Novak Roganović

Personal information
- Full name: Novak Roganović
- Date of birth: 14 January 1932
- Place of birth: Senta, Kingdom of Yugoslavia
- Date of death: 4 February 2008 (aged 76)
- Place of death: Novi Sad, Serbia
- Position: Defender

Youth career
- Senta

Senior career*
- Years: Team / Apps / (Gls)
- 1954–1963: Vojvodina / 157 / (7)
- 1963–1964: Austria Wien / 18 / (0)
- 1964–1965: Enschedese Boys / 27 / (0)
- Total:  / 202 / (7)

International career
- 1960: Yugoslavia / 7 / (0)

Medal record
Men's Football
Representing Yugoslavia
Olympic Games
| Gold medal – first place | 1960 Rome | Team |

= Novak Roganović =

Serbian footballer

Novak Roganović (Serbian Cyrillic: Новак Рогановић; 14 January 1932 – 4 February 2008) was a Serbian footballer. He was part of the Yugoslav squad that won gold at the 1960 Summer Olympics.

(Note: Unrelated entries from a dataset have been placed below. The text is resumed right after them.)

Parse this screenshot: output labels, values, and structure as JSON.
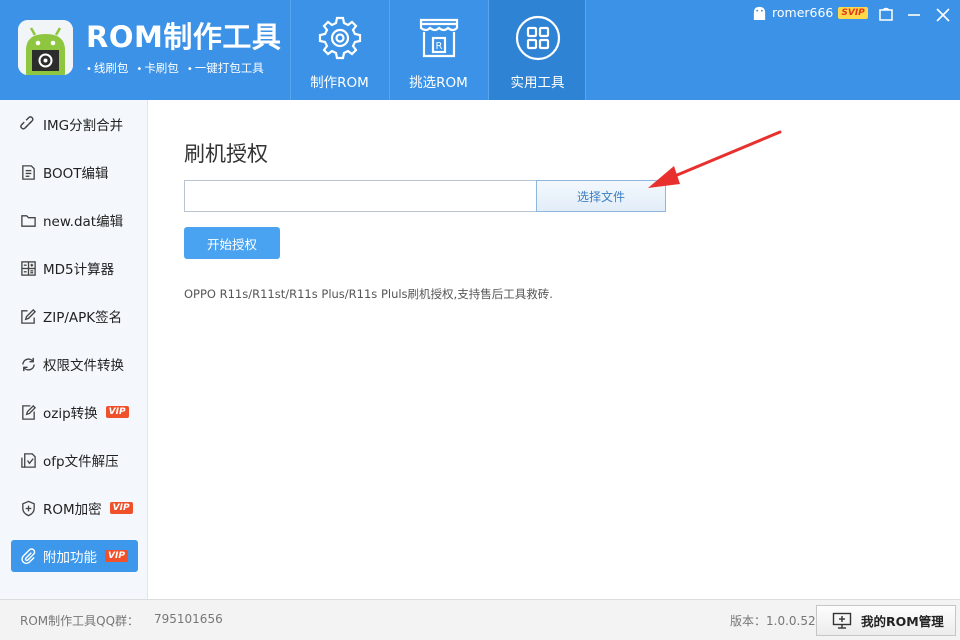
{
  "header": {
    "app_title": "ROM制作工具",
    "subtitle": [
      "线刷包",
      "卡刷包",
      "一键打包工具"
    ],
    "tabs": [
      {
        "label": "制作ROM",
        "icon": "gear-icon"
      },
      {
        "label": "挑选ROM",
        "icon": "store-icon"
      },
      {
        "label": "实用工具",
        "icon": "grid-icon"
      }
    ],
    "active_tab": "实用工具",
    "user": {
      "name": "romer666",
      "badge": "SVIP"
    }
  },
  "sidebar": {
    "items": [
      {
        "label": "IMG分割合并",
        "icon": "link-icon"
      },
      {
        "label": "BOOT编辑",
        "icon": "document-icon"
      },
      {
        "label": "new.dat编辑",
        "icon": "folder-icon"
      },
      {
        "label": "MD5计算器",
        "icon": "calculator-icon"
      },
      {
        "label": "ZIP/APK签名",
        "icon": "edit-icon"
      },
      {
        "label": "权限文件转换",
        "icon": "refresh-icon"
      },
      {
        "label": "ozip转换",
        "icon": "edit-file-icon",
        "badge": "VIP"
      },
      {
        "label": "ofp文件解压",
        "icon": "extract-icon"
      },
      {
        "label": "ROM加密",
        "icon": "shield-plus-icon",
        "badge": "VIP"
      },
      {
        "label": "附加功能",
        "icon": "paperclip-icon",
        "badge": "VIP"
      }
    ],
    "active_index": 9
  },
  "main": {
    "title": "刷机授权",
    "file_input_value": "",
    "choose_file_label": "选择文件",
    "start_label": "开始授权",
    "description": "OPPO R11s/R11st/R11s Plus/R11s Pluls刷机授权,支持售后工具救砖."
  },
  "footer": {
    "qq_label": "ROM制作工具QQ群：",
    "qq_number": "795101656",
    "version": "版本：1.0.0.52",
    "manage_label": "我的ROM管理"
  },
  "colors": {
    "header_bg": "#3b92e6",
    "active_tab_bg": "#2f83d4",
    "sidebar_active": "#3d97ea",
    "vip_badge": "#f0502a",
    "annotation_arrow": "#e8312f"
  }
}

He played for FK Vojvodina, Austria Wien and Enschedese Boys.

==International career==
On the national level, Roganović made his debut for Yugoslavia in a January 1960 friendly match away against Morocco and earned a total of 7 caps (no goals). His final international was in the Olympic Games final against Denmark.